Go?! We had just bought our home, didn’t even have our last baby out of diapers. How was that supposed to work?!
But He had said it. The interesting part to me, in hindsight, is that we never doubted it. Y’all, I have doubts about my ability to always hear God correctly, but in this instance I knew without a doubt. My husband knew too, and that surprised me. For a man normally so contemplative when it came to God’s will, even he seemed solid as a rock. We just knew what we were supposed to do, and we did it.
There were naysayers. People we loved and respected questioned our decision. The world at large questioned our decision. I mean, why would anyone want to sell all the stuff they had worked twenty years to obtain? Why would you drag your children away from family and friends? Why would you trade a safe, comfortable job, retirement vested, for an uncertain, possibly unstable one? Why would you trade 2,200 square feet for 200?! It didn’t make sense to the world, I’m sure, but it made sense to us. Why was that?
I had always been a collector of things. I had things I had obtained from all around the world, and after my mother (a fellow collector) had passed away, I also held her things. I loved my things. Really, really loved them. Yet when I felt like God said to get rid of it all, it wasn’t an issue. I took a corner, gave myself 15 minutes, and I sorted into give, sell, or toss piles. I did it with my whole house. Everything. Gone.

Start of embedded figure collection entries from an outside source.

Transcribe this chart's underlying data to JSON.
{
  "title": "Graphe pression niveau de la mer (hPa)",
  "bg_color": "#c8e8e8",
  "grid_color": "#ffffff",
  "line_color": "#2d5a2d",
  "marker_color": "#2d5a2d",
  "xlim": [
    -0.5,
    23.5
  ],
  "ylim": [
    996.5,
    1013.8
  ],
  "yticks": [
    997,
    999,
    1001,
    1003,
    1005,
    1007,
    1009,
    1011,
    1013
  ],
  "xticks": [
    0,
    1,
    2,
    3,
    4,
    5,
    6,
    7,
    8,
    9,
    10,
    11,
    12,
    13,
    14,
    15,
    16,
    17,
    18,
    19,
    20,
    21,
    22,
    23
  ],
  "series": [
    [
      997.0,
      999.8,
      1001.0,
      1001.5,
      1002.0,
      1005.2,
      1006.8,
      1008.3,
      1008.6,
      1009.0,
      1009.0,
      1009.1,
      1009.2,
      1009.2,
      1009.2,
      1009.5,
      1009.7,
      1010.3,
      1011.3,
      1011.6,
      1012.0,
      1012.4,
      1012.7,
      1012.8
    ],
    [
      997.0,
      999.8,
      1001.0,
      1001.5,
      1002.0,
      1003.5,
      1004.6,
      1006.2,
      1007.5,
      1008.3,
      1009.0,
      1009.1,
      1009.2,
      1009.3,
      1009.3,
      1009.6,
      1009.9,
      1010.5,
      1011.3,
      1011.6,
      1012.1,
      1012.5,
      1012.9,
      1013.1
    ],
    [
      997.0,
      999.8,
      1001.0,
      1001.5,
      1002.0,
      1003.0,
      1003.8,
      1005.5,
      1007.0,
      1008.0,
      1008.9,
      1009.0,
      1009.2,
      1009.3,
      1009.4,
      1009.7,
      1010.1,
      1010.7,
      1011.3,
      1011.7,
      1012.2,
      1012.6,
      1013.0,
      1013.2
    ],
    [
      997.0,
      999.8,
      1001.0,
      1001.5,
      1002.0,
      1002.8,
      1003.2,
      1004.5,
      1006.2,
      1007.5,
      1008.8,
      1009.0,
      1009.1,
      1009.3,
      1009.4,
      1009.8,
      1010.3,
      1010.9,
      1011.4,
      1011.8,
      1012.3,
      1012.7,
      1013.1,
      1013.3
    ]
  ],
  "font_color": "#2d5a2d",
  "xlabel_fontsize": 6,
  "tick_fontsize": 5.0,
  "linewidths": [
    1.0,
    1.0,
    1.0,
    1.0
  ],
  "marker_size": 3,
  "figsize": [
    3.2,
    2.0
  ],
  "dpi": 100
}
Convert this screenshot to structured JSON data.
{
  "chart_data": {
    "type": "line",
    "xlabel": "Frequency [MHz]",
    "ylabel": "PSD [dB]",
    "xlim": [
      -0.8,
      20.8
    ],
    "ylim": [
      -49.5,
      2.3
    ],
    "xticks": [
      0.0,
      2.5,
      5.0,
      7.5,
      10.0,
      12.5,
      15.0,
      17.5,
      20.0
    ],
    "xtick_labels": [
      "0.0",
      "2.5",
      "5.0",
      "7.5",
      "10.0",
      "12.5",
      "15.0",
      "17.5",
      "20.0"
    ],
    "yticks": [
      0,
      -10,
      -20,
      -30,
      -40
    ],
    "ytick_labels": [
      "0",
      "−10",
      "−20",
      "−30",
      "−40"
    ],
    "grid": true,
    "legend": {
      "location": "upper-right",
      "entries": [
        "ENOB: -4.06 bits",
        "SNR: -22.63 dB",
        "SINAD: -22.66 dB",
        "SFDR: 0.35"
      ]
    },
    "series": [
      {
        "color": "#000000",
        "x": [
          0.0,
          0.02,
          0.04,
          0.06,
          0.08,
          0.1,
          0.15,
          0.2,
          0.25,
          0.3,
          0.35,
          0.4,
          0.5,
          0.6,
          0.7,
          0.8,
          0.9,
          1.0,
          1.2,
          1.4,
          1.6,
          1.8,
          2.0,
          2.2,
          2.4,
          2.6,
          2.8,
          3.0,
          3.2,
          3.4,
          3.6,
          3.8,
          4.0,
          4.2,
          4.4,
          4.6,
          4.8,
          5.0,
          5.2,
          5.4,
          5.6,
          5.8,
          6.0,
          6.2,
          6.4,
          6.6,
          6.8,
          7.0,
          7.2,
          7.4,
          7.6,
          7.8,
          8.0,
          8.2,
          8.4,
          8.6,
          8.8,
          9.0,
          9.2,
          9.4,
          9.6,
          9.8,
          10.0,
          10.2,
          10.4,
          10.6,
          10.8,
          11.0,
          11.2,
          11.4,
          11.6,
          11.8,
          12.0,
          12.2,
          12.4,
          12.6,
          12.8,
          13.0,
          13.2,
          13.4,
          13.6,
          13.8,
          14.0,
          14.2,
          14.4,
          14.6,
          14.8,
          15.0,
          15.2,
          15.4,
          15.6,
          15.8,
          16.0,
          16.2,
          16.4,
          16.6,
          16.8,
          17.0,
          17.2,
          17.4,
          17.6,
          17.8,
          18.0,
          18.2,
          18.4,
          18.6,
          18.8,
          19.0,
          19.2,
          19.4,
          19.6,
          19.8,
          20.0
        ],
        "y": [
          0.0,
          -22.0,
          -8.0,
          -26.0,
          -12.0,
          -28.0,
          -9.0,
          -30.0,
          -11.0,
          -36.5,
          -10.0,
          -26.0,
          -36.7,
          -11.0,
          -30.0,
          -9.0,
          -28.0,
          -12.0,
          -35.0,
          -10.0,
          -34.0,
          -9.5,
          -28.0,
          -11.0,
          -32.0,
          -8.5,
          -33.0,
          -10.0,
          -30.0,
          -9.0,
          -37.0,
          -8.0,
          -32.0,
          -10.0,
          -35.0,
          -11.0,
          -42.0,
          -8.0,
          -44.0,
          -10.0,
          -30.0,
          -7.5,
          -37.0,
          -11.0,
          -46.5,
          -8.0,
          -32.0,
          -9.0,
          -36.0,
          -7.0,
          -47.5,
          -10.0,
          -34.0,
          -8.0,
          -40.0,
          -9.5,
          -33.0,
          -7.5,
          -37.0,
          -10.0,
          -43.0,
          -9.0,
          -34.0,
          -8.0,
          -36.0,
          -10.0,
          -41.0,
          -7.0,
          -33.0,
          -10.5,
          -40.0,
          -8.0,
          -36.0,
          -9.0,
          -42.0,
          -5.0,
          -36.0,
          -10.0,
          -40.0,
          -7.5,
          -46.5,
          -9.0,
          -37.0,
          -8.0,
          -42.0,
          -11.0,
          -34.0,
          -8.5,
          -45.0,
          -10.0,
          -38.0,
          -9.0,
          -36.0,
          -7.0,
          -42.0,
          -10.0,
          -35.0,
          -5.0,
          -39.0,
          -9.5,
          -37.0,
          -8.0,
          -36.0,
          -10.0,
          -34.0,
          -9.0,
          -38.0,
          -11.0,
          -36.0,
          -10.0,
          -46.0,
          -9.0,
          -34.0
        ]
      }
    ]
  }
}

My daughters loved their toys. Like, seriously loved their toys. Yet when I gave them one rubber-made tote and said, “fill it with what you want, the rest is going away,” they jumped at the chance. It didn’t make any sense to me, but they never complained. They never cried. In fact, they made a game of it. It was as if they enjoyed taking a room full of toys and paring it down into a little box. They smiled as they showed me their chosen treasures. Weird, right?
I read about Abraham this morning, and I thought back to when God told us to go. I remembered how easy it had all been. Despite the challenges, we had gone through with it. Despite the naysayers, we had moved forward. Despite the uncertainty and wackiness of the Word, we had left our home with a few suitcases and even less boxes, and we had hit the road to go wherever God said to go. I remember being scared, a little anxious at times, but nowhere near as bonkers as you would think a total life shift would make me. I took my children to a new city, with nowhere long term to shelter, a job that could fall through at any moment, and we had a ball. We loved it!
Now we live in an RV, and we live each day still with a “whatcha got next, God” attitude. I realize that when the Lord asks you to walk out your faith, He doesn’t ask you to walk alone. When the Lord requires deeds to follow the faith you profess, He gives you the strength to carry it out. I realized that a couple of years ago when we struck out for the unknown, we were able to move forward because God willed it. There was nothing extraordinary about us or our faith. He had simply given us the ability to step out in what He asked us to do. He had stripped away our flesh, and He had led us in Spirit. After all, our flesh would have flipped out at what we were doing back then, but our Spirits had simply obeyed.
It helped me understand that no matter what God has in store for our future, He will equip us to walk in it. It will never be something we must do on our own strength and might. All He asks is for a heart that seeks His, a heart that listens for next step directions, never being so distracted by the noise of the world, that you never hear His suggestion. After all, God never makes us do anything. He simply asks. It’s up to us if we will hear, and what we will do after that. I recognized today that we never have to worry that we can’t do what He asks, because He never asks us to do something He isn’t willing to make a way for. Where we lack, He will act. And looking back you’ll marvel at how stepping out was so easy.